While Family A was enjoying the dividends accrued at 321 from privilege, money, and power, Family B was building up their local neighborhood school. Do Family B’s sweat equity and financial contributions, in the “calculus” of political correctness and “doing the right thing”, somehow balance out their not choosing Unisons for their child? Or should we nonetheless indict Family B for “selling out” on some idealized progressive vision for our schools and the choices that we think parents should unilaterally make in the name of the greater good? And if so, what then of Family A? What is their “culpability”? Should they have returned to D13 after PS 321 in order to “do the right thing” an help integrate Unisons?


Of course, this all isn’t really about AP Piller, a dedicated educator here in our district, or her thoughtful piece in Vox.
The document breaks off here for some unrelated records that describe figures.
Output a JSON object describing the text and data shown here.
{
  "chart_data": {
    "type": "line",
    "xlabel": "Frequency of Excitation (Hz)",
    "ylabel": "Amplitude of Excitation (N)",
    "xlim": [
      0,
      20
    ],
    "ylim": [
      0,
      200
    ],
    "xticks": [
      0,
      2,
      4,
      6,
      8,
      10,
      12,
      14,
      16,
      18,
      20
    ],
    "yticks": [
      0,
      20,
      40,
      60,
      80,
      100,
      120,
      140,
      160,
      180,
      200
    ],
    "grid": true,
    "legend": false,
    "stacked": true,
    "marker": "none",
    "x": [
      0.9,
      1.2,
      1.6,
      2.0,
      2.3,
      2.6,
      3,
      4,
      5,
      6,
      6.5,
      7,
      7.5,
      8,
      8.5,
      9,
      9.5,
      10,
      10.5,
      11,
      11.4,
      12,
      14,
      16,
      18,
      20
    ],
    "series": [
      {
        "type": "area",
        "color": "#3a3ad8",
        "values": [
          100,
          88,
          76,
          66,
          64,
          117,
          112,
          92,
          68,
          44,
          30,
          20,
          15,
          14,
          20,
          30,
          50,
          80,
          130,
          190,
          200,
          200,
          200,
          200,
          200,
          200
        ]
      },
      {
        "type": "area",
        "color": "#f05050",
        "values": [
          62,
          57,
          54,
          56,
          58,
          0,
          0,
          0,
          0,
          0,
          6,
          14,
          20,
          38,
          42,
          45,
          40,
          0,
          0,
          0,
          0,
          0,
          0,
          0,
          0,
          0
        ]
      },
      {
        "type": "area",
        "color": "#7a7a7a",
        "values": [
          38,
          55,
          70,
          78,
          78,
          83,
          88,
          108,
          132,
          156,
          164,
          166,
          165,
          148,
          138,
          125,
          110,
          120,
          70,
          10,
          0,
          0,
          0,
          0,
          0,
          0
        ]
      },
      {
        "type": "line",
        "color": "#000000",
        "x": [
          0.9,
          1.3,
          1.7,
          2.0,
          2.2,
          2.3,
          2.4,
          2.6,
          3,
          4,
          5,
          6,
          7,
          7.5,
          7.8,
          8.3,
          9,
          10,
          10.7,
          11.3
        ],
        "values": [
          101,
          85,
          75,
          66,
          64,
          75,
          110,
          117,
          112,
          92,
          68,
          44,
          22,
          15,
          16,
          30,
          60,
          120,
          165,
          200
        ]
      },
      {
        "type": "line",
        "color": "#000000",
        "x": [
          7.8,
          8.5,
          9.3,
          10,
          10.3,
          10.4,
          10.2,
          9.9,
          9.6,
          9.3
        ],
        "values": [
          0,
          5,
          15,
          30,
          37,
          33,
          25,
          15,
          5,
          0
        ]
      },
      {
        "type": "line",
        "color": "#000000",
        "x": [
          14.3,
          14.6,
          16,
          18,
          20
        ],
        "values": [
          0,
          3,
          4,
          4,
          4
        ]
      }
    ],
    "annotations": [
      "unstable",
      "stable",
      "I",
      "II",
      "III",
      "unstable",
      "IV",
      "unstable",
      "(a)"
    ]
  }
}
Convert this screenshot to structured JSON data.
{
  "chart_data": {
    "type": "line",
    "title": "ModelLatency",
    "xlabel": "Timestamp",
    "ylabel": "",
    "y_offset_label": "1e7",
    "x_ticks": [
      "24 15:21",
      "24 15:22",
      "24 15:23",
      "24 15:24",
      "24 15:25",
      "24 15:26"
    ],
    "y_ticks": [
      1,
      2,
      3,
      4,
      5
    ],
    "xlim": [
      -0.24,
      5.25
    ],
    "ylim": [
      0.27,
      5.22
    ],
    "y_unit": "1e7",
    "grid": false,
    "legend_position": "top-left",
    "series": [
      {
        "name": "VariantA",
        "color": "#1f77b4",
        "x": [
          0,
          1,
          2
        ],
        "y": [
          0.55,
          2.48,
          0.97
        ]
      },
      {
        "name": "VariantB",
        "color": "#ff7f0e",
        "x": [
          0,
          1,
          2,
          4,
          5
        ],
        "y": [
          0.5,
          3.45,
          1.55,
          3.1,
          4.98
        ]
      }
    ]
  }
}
This isn’t about our “fictional” families or the families you and I might know that are a lot like them.

What this is all really about is living our publicly espoused values in our own lives and with our own children’s futures. It’s one thing for a white parent to stand up at a “town hall” and decry the segregation and demand changes. It’s quite another for that same parent to send her child to a majority-minority school.

This is also about this constant “calculus”, as I call it above, that permeates how Brooklyn parents size up each other, day by day, interaction to interaction. Here in Brooklyn, we like judging others and their choices almost almost as much as we do fresh cheese from the co-op and sledding the hills of Prospect Park in the winter. The progressive purity test of our neighbors is one we never opt-out of.

I hope we can get a discussion going about how the different scenarios and dynamics are playing out in our schools, especially in district 13 and 15 middle schools, and crucially between the districts instead of looking at them as islands. Ultimately the patterns of school choice we see are the aggregate of lots of individual choices which after time form well-trodden paths. I think many of us want the same thing – schools with strong academics that foster character growth and social-emotional welfare within the context of diverse, integrated settings that draw on the melting pot of Brooklyn.

But how do we get there? Can we maintain a full choice model and integrate our schools at the same time? Should we focus on “quality” first? What does quality even mean? What does it mean to implement controlled choice models that purportedly will not constrain choice? How do we implement policies that encourage more students to stick around in districts like 13 for middle rather than policies that end up only driving more families away?

Have the districts outlived their usefulness and appropriateness as constraints of middle school choice, especially considering the arbitrary nature of many district lines in the context of Brooklyn in 2016?

Much of the DOE integration policy seems to assume voluntary integration by families like “A” and “B” above – is that realistic? Can integration happen without removing some form of choice?

How do we do the right thing, for both our own kids and the community at large?